Articles

Monogamy and polygyny

Monogamy and polygyny

Walter Scheidel

Princeton/Stanford Working Papers in Classics, January (2009)

Abstract

To a modern western audience, the fact that ancient Greeks and Romans were not supposed to be married to more than one person at any given time, nor even to cohabit with others alongside legal spouses, must seem perfectly ‘normal’. This may explain why this practice has received hardly any attention from historians of the classical world. Yet from a global, cross-cultural perspective, there is nothing ‘normal’ or unremarkable about this. Instead, until very recently, polygynous arrangements of marriage or cohabitation were the norm in world history, and strict monogamy remained an exception. Barely one in six of the 1,195 societies surveyed in the largest anthropological dataset have been classified as ‘monogamous’, while polygyny was frequently considered the preferred choice even if it failed to be common in practice (Gray (1998) 89-90, with Clark (1998)).



Smaller samples of better documented societies convey a similar picture, and while ‘monogamy’ is observed in a small proportion of all cases (16-20% in samples of 348 and 862 systems: Murdock (1967); Burton et al. (1996)), due to their failure to distinguish between rare instances of polygamy and its formal prohibition these surveys tend to overestimate the actual incidence of strictly monogamous rules. In fact, although the nature of the evidence does not allow us to rule out the existence of strictly monogamous systems prior to the first millennium BCE, the earliest unequivocal documentation originates from the archaic Greek and early Roman periods.
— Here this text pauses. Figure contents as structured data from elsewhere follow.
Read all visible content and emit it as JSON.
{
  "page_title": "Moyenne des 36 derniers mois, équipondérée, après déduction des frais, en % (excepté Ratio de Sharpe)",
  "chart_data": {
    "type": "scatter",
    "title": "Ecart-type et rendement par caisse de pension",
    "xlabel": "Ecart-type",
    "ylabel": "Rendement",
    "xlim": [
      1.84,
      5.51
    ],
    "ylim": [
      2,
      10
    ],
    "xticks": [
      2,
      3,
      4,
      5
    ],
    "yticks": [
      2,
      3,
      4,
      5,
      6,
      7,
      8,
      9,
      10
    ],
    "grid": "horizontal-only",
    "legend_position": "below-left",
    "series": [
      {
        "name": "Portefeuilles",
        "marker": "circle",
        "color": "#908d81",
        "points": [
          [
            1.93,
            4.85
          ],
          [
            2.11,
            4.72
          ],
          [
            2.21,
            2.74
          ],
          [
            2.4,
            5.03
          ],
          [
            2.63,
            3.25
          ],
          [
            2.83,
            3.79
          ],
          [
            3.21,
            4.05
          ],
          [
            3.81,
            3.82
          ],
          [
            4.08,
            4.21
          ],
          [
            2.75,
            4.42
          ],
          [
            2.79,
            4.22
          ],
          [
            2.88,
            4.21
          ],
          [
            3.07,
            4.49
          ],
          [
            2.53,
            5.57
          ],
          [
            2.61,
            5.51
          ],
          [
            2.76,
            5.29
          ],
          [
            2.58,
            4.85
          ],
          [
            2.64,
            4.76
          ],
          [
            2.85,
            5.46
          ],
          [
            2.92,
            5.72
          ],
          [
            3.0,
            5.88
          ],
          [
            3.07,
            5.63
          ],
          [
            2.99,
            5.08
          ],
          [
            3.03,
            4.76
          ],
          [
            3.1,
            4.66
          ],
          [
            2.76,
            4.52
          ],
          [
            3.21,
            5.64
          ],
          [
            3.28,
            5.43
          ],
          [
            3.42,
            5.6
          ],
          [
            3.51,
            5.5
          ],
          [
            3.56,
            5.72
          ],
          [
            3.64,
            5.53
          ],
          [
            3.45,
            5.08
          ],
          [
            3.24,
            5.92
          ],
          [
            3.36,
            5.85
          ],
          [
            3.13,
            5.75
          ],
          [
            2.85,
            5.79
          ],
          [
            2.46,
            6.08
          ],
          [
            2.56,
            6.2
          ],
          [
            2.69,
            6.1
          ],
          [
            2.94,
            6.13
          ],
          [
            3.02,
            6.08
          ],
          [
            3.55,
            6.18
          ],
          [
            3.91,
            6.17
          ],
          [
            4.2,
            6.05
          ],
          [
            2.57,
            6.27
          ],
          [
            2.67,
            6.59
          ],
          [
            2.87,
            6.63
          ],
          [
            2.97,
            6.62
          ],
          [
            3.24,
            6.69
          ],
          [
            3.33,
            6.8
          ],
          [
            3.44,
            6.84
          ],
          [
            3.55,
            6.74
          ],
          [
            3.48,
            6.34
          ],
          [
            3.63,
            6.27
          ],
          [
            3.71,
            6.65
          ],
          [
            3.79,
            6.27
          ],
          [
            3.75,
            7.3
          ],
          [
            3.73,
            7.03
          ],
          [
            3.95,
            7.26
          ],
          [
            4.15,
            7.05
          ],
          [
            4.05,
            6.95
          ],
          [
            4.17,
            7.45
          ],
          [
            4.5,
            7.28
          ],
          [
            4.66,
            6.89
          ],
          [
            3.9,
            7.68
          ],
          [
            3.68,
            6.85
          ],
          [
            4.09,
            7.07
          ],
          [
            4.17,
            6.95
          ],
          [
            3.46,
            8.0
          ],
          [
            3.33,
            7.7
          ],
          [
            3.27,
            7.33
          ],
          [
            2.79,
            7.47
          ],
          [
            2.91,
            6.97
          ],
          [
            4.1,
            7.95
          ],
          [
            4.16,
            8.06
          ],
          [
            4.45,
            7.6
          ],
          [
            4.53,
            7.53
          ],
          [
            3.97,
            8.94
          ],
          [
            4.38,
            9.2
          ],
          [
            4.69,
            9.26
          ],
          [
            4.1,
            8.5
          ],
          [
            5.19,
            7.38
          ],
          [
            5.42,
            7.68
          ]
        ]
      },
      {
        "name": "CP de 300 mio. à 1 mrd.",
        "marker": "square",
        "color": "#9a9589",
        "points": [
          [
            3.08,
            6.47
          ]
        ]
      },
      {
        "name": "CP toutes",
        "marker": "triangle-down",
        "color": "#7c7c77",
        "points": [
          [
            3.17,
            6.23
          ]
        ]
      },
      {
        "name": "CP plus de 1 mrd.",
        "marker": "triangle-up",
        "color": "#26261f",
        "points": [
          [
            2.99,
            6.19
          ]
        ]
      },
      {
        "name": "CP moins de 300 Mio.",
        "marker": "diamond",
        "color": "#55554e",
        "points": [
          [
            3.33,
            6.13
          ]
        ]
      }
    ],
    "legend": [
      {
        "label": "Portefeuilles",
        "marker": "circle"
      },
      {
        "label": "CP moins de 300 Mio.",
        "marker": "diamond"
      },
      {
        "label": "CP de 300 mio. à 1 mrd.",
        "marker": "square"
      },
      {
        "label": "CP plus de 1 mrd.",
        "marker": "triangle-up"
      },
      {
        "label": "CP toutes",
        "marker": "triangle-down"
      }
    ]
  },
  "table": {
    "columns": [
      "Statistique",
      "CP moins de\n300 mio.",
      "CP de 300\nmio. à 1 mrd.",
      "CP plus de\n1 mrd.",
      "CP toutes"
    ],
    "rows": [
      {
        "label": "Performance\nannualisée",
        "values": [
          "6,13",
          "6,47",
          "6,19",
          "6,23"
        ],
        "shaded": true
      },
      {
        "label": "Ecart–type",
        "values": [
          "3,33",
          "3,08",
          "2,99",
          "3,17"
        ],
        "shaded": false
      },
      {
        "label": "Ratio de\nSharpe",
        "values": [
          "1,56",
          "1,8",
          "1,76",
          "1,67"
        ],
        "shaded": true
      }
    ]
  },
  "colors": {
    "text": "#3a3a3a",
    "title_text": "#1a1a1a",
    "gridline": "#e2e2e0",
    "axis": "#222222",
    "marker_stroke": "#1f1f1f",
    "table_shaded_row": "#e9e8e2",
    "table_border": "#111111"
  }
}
Thus, even though Greeks and Romans need not have been the first cultures to prescribe monogamy, these are the earliest securely attested cases and, moreover, established a paradigm for subsequent periods that eventually attained global dominance. In this sense, Greco-Roman monogamy may well be the single most important phenomenon of ancient history that has remained widely unrecognized. What is more, the global positive correlation between patricentric kinship systems and polygyny (Burton et al. (1996) 93-4) renders the emergence of prescriptive monogamy in the patricentric societies of Greece and Rome even more remarkable.